Injection in the back of the hand may result in temporary difficulty performing activities. RADIESSE® may cause nodules, bumps or lumps in the back of the hand and can last up to 1 year.
Cases of delayed-onset inflammation have been reported to occur at the dermal filler treatment sitio following viral or bacterial illnesses or infections, vaccinations, or dental procedures. Typically, the reported inflammation was responsive to treatment or resolved on its own.
Tell your health care provider if you have any diseases, injuries or disabilities of the hand, if you have a history forming large, raised scars or if you have had any other skin treatments such as skin peels.
Check out these common questions for more info about Radiesse Injectables and what your patients can expect from treatment.
Calcium hydroxylapatite, or CaHA, is what makes Radiesse unique as a dermal filler treatment. Radiesse is composed of CaHA suspended in an aqueous gel copyright.3
CaHA particles form a “scaffold” that stimulates fibroblasts to produce collagen for up to a year and elastin for up to nine months (after only one injection).5-10
Healthcare practitioners should fully familiarize themselves with the product, the product educational materials and the entire package insert.

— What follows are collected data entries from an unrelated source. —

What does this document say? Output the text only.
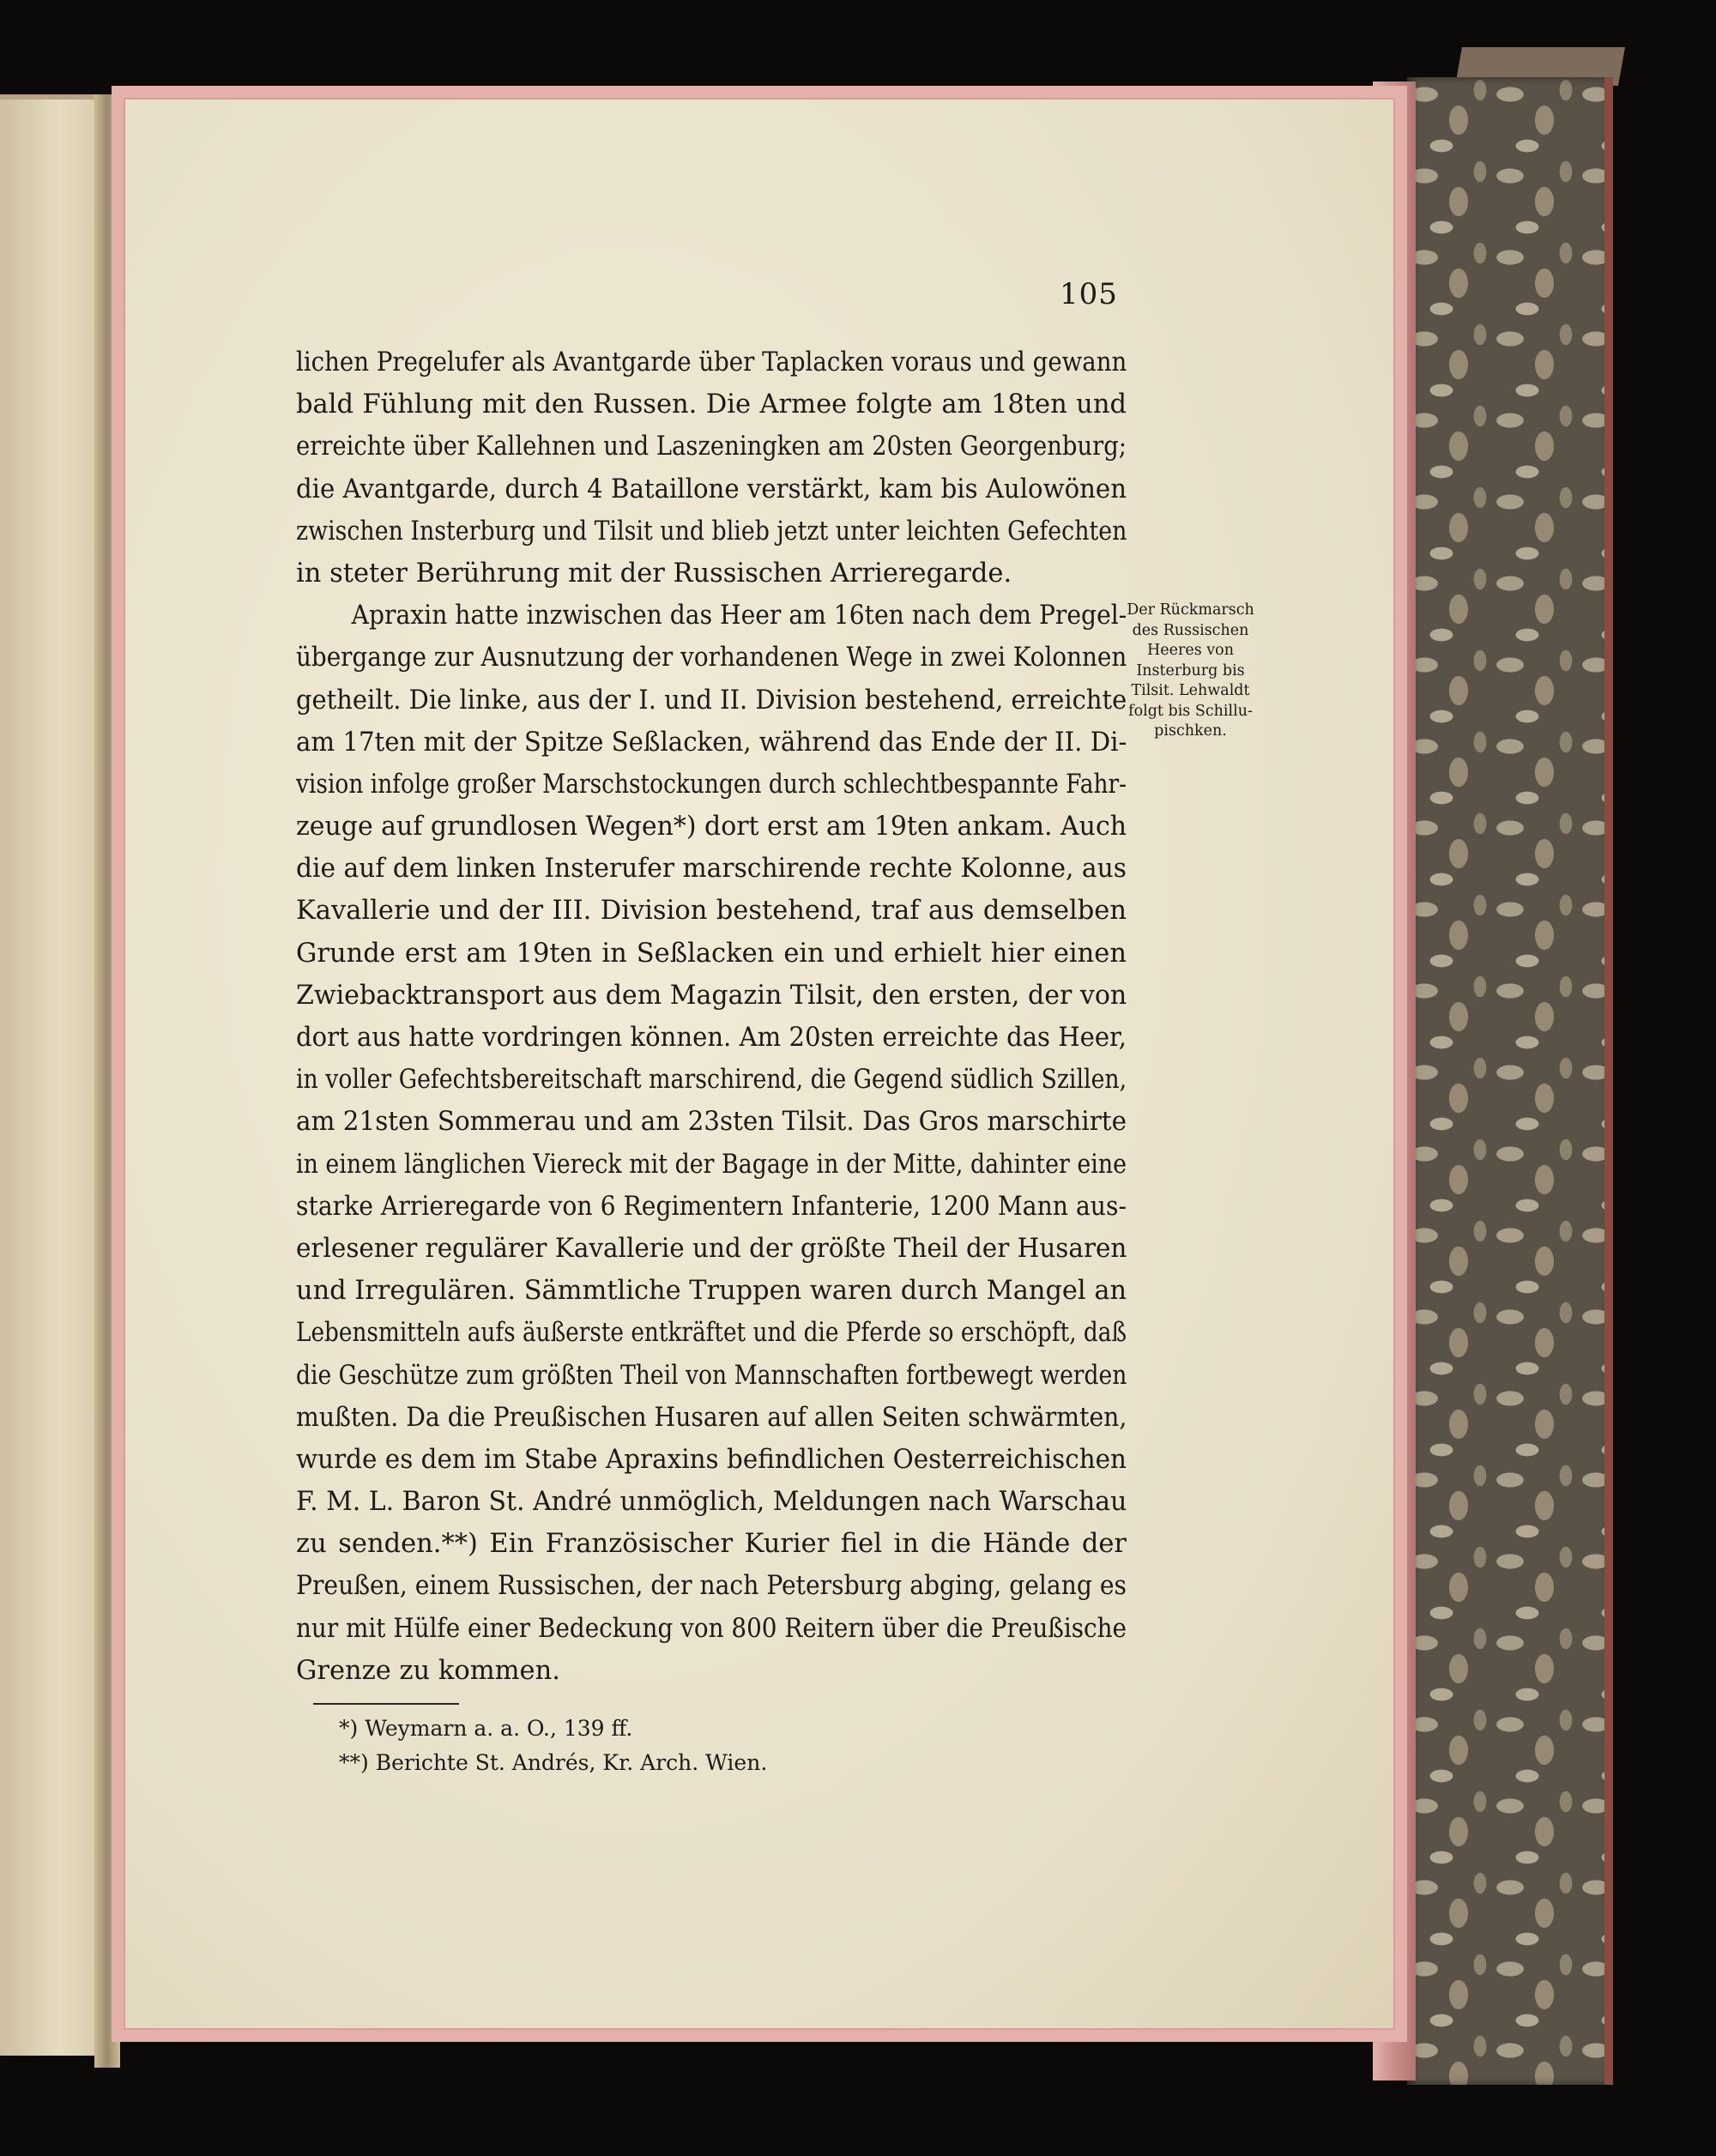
105
lichen Pregelufer als Avantgarde über Taplacken voraus und gewann
bald Fühlung mit den Russen. Die Armee folgte am 18ten und
erreichte über Kallehnen und Laszeningken am 20sten Georgenburg;
die Avantgarde, durch 4 Bataillone verstärkt, kam bis Aulowönen
zwischen Insterburg und Tilsit und blieb jetzt unter leichten Gefechten
in steter Berührung mit der Russischen Arrieregarde.
Apraxin hatte inzwischen das Heer am 16ten nach dem Pregel-
übergange zur Ausnutzung der vorhandenen Wege in zwei Kolonnen
getheilt. Die linke, aus der I. und II. Division bestehend, erreichte
am 17ten mit der Spitze Seßlacken, während das Ende der II. Di-
vision infolge großer Marschstockungen durch schlechtbespannte Fahr-
zeuge auf grundlosen Wegen*) dort erst am 19ten ankam. Auch
die auf dem linken Insterufer marschirende rechte Kolonne, aus
Kavallerie und der III. Division bestehend, traf aus demselben
Grunde erst am 19ten in Seßlacken ein und erhielt hier einen
Zwiebacktransport aus dem Magazin Tilsit, den ersten, der von
dort aus hatte vordringen können. Am 20sten erreichte das Heer,
in voller Gefechtsbereitschaft marschirend, die Gegend südlich Szillen,
am 21sten Sommerau und am 23sten Tilsit. Das Gros marschirte
in einem länglichen Viereck mit der Bagage in der Mitte, dahinter eine
starke Arrieregarde von 6 Regimentern Infanterie, 1200 Mann aus-
erlesener regulärer Kavallerie und der größte Theil der Husaren
und Irregulären. Sämmtliche Truppen waren durch Mangel an
Lebensmitteln aufs äußerste entkräftet und die Pferde so erschöpft, daß
die Geschütze zum größten Theil von Mannschaften fortbewegt werden
mußten. Da die Preußischen Husaren auf allen Seiten schwärmten,
wurde es dem im Stabe Apraxins befindlichen Oesterreichischen
F. M. L. Baron St. André unmöglich, Meldungen nach Warschau
zu senden.**) Ein Französischer Kurier fiel in die Hände der
Preußen, einem Russischen, der nach Petersburg abging, gelang es
nur mit Hülfe einer Bedeckung von 800 Reitern über die Preußische
Grenze zu kommen.
Der Rückmarsch
des Russischen
Heeres von
Insterburg bis
Tilsit. Lehwaldt
folgt bis Schillu-
pischken.
*) Weymarn a. a. O., 139 ff.
**) Berichte St. Andrés, Kr. Arch. Wien.
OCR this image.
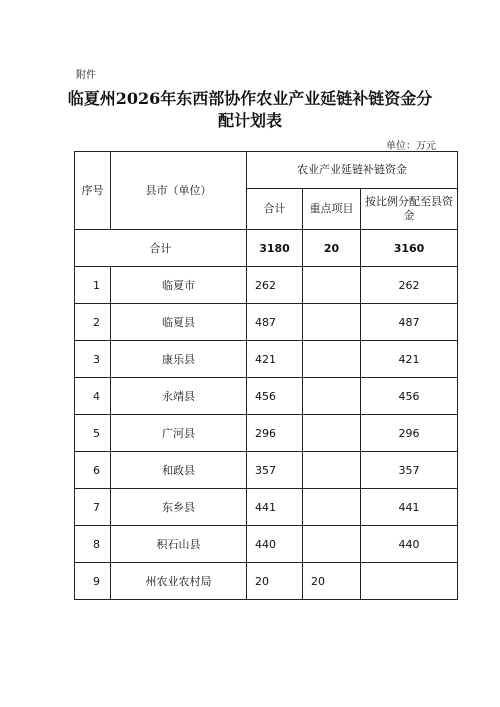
附件
临夏州2026年东西部协作农业产业延链补链资金分配计划表
单位：万元
序号	县市（单位）	农业产业延链补链资金		
		合计	重点项目	按比例分配至县资金
合计		3180	20	3160
1	临夏市	262		262
2	临夏县	487		487
3	康乐县	421		421
4	永靖县	456		456
5	广河县	296		296
6	和政县	357		357
7	东乡县	441		441
8	积石山县	440		440
9	州农业农村局	20	20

RADIESSE® (+) is contraindicated in patients with known hypersensitivity to lidocaine or anesthetics of the amide type.
The safety and effectiveness for use in the lips has not been established. There have been published reports of nodules associated with the use of these products injected into the lips.
These products contain calcium hydroxylapatite (CaHA) particles sculptra that are radiopaque and are clearly visible on CT Scans and may be visible in standard, plain radiography.
RADIESSE® is also used for correcting volume loss in the back of the hands. RADIESSE® (+) is also used for improving moderate to severe loss of jawline contour in adults over 21 years old.
The FDA now requires that specific training on the newly-approved jawline indication for fillers be made available by the manufacturer to providers.
Delayed-onset inflammation near the sitio of injection is one of the known adverse events associated with dermal fillers. Cases of delayed-onset inflammation have been reported to occur at the treatment site following viral or bacterial illnesses or infections, vaccinations, or dental procedures. Typically, the reported inflammation was responsive to treatment or resolved on its own.